Comcafé: Além dos serviços individuais de psicoterapia e atendimento no Caps, também existem instituições que acolhem num formato de comunidade terapêutica, a exemplo do Esquadrão Resgate de Laranjeiras do Sul, que tem uma pratica de Tratamento través da Fé, cujo trabalho começa com internação e abstinência total. Estes também funcionam?

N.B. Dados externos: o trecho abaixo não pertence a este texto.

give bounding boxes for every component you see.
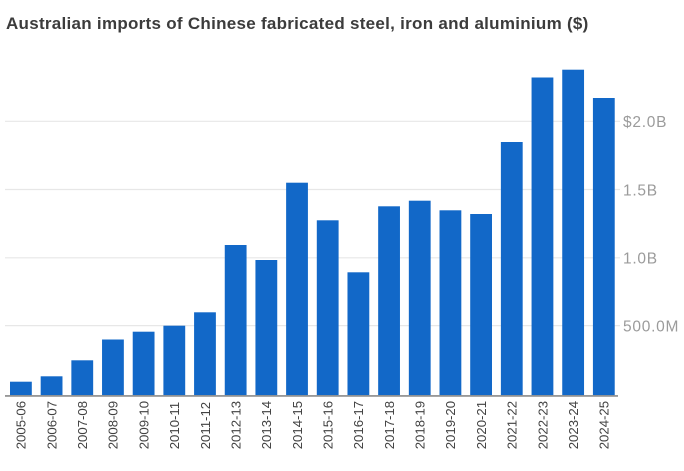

Schwab: Sobre as comunidades terapêuticas que focam na abstinência do entorpecente, mas sem o tratamento sistêmico,  sou contra. Principalmente, nos caso em que não se trabalha com o apoio da ciência.  A fé, eu reputo como de grande importância. Porém, se aliada à ciência. Mas a fé por si só, vejo que fica um desiquilíbrio, da mesma forma que a ciência sem fé, também fica em desiquilíbrio. Deveria ter um equilíbrio dinâmico entre ciência e fé. Porque a fé ou a religião sobre uma bandeira doutrinária dogmática, traz um processo de retirada de autonomia dum pensar mais amplo, só se focando naquilo. Muitas vezes há uma pecaminização ou demonização daquilo que não faz parte do processo doutrinário dogmático aplicado. Eu vejo as comunidades que têm esse perfil de comunidade terapêutica, mais como sociais do que terapêutica. Pois não há um processo de trazer o indivíduo para um processo de auto análise por meio do conhecimento, onde tanto esse indivíduo como a família podem rever os princípios que o levaram àquilo. É como se fosse possível deixar para trás tudo aquilo que potencializou o estágio da doença, só vendo o indivíduo a partir daquele momento. Se você seguir este caminho, você será salvo de tudo. Isto vem totalmente contrário a uma abordagem analítica e não diretiva, onde as forças de cura não estão num médico, num pastor, no psicólogo, nos mestres espirituais nem nos remédios. As forças de cura estão sim no indivíduo, mas é preciso dar todo um suporte para que este indivíduo se auto-critique, se auto-conheça. Ele e sua família. Só a partir disto, desta libertação e da busca pela verdade interior é que este indivíduo vai se libertar. E não do fechamento para tudo o que fez, produzindo culpa, substituindo muitas vezes o vício, por um amarguramento e um sofrimento eternos, podendo inclusive, potencializar outras formas de dor e sofrimento, tanto para si como para outras pessoas, pois muitos não aceitam tais formas de aprisionamento. Por isso, muitas pessoas preferem ficar pelas praças. É a espiritualidade que liberta e não esta ou aquela religião. Só o auto-conhecimento faz com que a pessoa não se aprisione e busque uma integração com o divino, por meio da integração com a natureza, com a mãe Terra, se harmonizando com outros irmãos de outros reinos, animal, vegetal e humano. Essa integração dentro de Gaya que é a mãe Terra é que é libertadora, sobre a égide da luz, da divindade. É assim que eu vejo.